Meeting the global energy demand in a sustainable way is one of the most pressing challenges of the 21st century. CSP is positioned to meet up to 7 % of global energy needs by 2030 and up to one fourth by 2050. However, current parabolic trough solar collectors for CSP systems operate at around 400 degrees Celsius, whereas new designs for greater efficiency require 20 to 25 years of operation at close to 600 degrees Celsius.
The EU-funded project
NECSO (Nanoscale enhanced characterisation of solar selective coatings) is developing the tools required to ensure that selective absorber coatings will make the grade. Solar selective coatings are made of four layers of materials (anti-reflection, absorber, infrared reflector and anti-diffusion) applied with large machinery over several square metres of substrate. However, the performance of these large-area films is critically dependent on nano-scale properties such as roughness, hardness, crystal structure, composition and vibrational spectra.
Researchers are developing tools to assess nano-scale properties and correlate them with optical performance and life expectancy. The work is supported by development of characterisation and degradation protocols. These are aimed not only at predicting life expectancy, but also at facilitating tests to extend the temperature and general environmental operating conditions for higher efficiency without degradation.

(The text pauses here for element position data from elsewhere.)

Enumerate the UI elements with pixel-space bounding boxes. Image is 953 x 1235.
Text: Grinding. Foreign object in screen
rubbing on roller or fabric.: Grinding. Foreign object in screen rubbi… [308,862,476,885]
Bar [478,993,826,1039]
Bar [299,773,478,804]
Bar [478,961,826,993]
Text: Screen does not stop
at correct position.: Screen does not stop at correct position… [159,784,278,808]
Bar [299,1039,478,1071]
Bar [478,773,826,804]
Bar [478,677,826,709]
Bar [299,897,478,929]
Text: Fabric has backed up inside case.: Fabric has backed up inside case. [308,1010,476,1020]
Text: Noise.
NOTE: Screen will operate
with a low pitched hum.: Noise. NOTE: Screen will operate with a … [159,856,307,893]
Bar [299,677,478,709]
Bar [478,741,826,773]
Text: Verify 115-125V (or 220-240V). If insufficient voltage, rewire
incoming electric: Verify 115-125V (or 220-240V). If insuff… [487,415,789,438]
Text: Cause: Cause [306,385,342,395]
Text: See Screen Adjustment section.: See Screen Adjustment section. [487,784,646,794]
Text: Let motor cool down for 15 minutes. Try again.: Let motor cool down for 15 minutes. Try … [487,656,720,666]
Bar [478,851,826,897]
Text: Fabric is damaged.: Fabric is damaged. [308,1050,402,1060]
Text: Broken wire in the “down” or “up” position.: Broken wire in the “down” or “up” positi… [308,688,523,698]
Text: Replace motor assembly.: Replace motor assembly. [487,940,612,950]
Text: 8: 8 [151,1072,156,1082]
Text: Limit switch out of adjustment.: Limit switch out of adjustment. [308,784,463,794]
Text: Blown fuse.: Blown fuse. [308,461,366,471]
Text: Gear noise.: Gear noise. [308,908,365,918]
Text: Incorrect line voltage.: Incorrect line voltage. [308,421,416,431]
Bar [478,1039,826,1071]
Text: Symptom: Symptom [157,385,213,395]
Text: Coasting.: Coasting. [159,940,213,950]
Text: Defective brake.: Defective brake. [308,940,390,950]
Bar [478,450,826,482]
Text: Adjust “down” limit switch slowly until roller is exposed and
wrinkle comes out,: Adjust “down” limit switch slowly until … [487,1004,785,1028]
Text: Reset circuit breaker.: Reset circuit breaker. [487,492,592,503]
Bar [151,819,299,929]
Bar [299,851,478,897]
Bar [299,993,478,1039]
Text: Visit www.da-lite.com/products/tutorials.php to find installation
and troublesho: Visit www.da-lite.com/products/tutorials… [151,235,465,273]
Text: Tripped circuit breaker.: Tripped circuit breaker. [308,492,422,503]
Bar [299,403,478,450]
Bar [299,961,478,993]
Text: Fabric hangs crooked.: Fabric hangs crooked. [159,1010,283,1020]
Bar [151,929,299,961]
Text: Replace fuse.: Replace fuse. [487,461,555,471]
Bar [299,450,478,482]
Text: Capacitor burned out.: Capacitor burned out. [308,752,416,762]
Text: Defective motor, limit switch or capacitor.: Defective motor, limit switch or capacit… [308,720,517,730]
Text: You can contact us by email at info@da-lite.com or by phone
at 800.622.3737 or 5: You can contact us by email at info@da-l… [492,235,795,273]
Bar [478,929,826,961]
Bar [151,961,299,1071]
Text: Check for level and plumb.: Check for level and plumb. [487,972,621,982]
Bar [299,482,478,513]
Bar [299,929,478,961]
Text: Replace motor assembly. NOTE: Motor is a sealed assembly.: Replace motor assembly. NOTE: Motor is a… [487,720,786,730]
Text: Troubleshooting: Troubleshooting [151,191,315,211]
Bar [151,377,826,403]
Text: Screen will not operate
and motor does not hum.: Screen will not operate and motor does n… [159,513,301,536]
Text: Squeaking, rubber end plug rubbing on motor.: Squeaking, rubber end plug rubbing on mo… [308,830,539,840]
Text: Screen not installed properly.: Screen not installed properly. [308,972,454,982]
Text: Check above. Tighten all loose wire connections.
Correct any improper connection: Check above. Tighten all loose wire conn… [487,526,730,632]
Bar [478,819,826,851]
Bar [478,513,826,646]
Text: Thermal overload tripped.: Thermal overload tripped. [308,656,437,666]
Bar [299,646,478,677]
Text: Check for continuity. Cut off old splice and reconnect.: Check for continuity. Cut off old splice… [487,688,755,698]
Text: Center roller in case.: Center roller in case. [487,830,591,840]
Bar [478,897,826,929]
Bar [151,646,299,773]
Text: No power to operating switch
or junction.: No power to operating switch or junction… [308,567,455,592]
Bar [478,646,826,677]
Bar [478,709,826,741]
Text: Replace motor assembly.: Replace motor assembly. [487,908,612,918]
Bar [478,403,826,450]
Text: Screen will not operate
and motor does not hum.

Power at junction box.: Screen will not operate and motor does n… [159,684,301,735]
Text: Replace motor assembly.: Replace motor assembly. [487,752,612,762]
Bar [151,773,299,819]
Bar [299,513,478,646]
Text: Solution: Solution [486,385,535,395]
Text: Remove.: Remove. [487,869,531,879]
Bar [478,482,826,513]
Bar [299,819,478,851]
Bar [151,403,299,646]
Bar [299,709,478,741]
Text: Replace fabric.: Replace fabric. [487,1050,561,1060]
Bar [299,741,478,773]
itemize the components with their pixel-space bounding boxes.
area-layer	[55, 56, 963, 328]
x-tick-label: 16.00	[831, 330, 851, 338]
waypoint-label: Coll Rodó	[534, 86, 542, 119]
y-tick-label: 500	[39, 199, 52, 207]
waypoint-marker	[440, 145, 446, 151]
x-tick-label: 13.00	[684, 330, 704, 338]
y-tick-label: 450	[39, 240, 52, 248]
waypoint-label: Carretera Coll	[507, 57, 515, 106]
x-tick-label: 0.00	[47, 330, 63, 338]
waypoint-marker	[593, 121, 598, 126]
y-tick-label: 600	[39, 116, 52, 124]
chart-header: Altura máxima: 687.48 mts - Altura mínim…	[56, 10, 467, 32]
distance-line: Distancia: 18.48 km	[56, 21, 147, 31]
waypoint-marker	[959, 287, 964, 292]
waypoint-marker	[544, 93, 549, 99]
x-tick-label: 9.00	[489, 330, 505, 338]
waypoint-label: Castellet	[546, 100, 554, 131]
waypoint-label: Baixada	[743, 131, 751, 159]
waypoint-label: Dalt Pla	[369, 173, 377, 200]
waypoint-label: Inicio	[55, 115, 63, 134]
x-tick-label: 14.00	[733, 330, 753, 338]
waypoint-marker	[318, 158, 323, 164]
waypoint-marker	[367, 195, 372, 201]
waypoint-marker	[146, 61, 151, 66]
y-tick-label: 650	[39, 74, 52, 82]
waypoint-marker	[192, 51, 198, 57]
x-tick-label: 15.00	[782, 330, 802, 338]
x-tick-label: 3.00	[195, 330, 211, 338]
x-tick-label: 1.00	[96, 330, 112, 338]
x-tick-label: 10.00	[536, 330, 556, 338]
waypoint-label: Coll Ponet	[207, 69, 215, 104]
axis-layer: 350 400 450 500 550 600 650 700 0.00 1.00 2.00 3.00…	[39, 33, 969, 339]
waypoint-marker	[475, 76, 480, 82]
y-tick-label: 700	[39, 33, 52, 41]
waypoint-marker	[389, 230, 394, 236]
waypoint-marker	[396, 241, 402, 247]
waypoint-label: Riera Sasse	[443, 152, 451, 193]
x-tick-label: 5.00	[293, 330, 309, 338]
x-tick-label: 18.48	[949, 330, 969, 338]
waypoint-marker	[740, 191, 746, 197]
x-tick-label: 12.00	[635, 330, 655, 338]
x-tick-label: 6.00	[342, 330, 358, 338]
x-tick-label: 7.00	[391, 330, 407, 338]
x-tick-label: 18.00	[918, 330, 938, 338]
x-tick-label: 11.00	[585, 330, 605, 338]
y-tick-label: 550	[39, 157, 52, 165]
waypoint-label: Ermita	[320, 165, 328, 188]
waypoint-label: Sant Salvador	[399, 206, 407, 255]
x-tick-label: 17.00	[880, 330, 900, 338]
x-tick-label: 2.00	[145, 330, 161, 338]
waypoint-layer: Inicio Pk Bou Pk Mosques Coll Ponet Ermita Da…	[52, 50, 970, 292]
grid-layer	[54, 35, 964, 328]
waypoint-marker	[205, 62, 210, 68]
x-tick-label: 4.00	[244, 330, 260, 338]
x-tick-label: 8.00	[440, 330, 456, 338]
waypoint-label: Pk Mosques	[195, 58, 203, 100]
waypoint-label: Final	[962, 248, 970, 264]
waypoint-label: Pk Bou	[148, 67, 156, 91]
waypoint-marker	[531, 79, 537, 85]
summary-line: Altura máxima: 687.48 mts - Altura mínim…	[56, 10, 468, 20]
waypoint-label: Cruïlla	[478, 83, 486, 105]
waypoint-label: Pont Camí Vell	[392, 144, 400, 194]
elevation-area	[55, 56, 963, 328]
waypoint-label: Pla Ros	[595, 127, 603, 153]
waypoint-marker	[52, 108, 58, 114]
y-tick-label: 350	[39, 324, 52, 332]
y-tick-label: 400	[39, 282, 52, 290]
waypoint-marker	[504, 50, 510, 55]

Within the first reporting period, the layered solar absorber coatings were developed and deposited on small flat and cylindrical samples with a physical vapour deposition (PVD) sputtering system. The PVD system can coat 4-metre tubes, the ultimate target for final demonstration of the technology. In parallel, scientists developed and manufactured a thermal ageing system to perform ageing tests on cylindrical samples with very well controlled temperatures and gas compositions. The latter will assess effects of water and oxygen exposure.
The coatings are now undergoing rigorous test campaigns. Solar selectivity values were calculated and thermal ageing under various temperatures has been conducted to correlate thermal degradation and optical performance. The team has also applied some spectroscopic techniques in an effort to identify spectral bands associated with degradation that could be used as indicators of degradation. Finally, specimens have also been subjected to tribological and mechanical testing to assess properties such as adhesion, wear, and scratch resistance.
NECSO technology is expected to support the development of improved solar absorber coatings to increase the efficiencies and enhance the durability of next-generation designs. Widespread uptake could have major impact on global emissions and climate change while creating jobs and improving the EU economy.